Imagine developing a comprehensive, or unified, way for our communities
to communicate: to communify who we are, where
we are.
While there are several pieces already available and some already in
use, the puzzle still hasn't been pieced together into a comprehensive
picture. It is exactly that picture we seek. The slogan I return to again
and again is "Our community is content-rich, but distribution-poor." Share the wealth.

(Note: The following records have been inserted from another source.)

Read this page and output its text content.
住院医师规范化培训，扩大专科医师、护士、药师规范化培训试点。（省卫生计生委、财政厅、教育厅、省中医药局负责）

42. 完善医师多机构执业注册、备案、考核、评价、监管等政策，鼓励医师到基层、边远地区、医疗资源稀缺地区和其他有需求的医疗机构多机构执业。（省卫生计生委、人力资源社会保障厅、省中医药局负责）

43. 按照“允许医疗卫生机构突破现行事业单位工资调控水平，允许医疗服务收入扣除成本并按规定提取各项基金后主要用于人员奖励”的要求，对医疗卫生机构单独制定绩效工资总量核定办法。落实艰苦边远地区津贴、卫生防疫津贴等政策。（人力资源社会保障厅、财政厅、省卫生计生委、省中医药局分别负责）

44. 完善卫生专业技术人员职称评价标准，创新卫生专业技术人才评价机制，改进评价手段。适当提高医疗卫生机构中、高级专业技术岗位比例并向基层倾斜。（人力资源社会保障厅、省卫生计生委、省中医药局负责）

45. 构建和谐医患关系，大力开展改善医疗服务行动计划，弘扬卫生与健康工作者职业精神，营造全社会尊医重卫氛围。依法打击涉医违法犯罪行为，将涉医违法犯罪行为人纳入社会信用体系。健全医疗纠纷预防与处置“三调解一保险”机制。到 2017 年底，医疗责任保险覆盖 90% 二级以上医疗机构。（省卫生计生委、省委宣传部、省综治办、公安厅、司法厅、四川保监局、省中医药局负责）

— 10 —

Book Recommendation: "Going Public"
"Going Public: An Organizer's Guide to Citizen Action," by Michael Gecan, is a useful book that illustrates the power and humanity of having relational-style organizations. Just 192 pages, cover-to-cover, this guide is easily digestible but definitely unsettling -- unsettling in that its themes and lessons tend to strike home. Gecan, associated with the Industrial Areas Foundation, divides his book into four main sections, presented as "habits:" Relating, Action, Organizing, Reflection. His anecdotes help define the intangible nature of how to get individuals involved as a community, especially in seeking power. Here's a paragraph taken from within a description of a community meeting:
"Start on time and end on time. Recognize yourself and one another. Hold yourself accountable ("South Bronx Churches has thirty-five leaders here today!"), so that you can demand public accountability from others and hold them to it. Take the power you build and test it against the power of others. Bring energy, joy, and irreverence to the public square, not just ideology, self-righteousness, and rote reenactments. Don't be deterred when others won't engage. Flow around the obstacles. Persist in unexpected ways."
His style of writing is fairly easygoing; I got the sense that these were ideas and stories he accumulated during his time working with actual people on actual causes, as opposed to an abstract treatise. Still, it's more than a memoir -- "Going Public" has a useful approach for those who wish to involve people in a common objective. Check it out!
(Thanks to Priscilla for the gift of this book.)
"Going Public," by Michael Gecan. Published by Anchor Books, a division of Random House, New York. ISBN 1-4000-7649-8.
The September Project
I just heard about The September Project: a national effort to encourage everyone to meet at their local library to discuss their community on Saturday, September 11, 2004. Intriguing concept. I wonder if this would be a good starting point for the next incarnation of this Community Communication Project as we seek to communify ourselves. Hmm...
Book Recommendation: Better Together
"Better Together" by Robert Putnam is a fascinating look at several community initiatives. Highly recommended. More in-depth review to come in the future.
Now with Blogging & Comments
I've enhanced this web site by adding this Updates blog and the ability to add comments. I hope this helps to make this a more useful tool for tracking progress on this Project.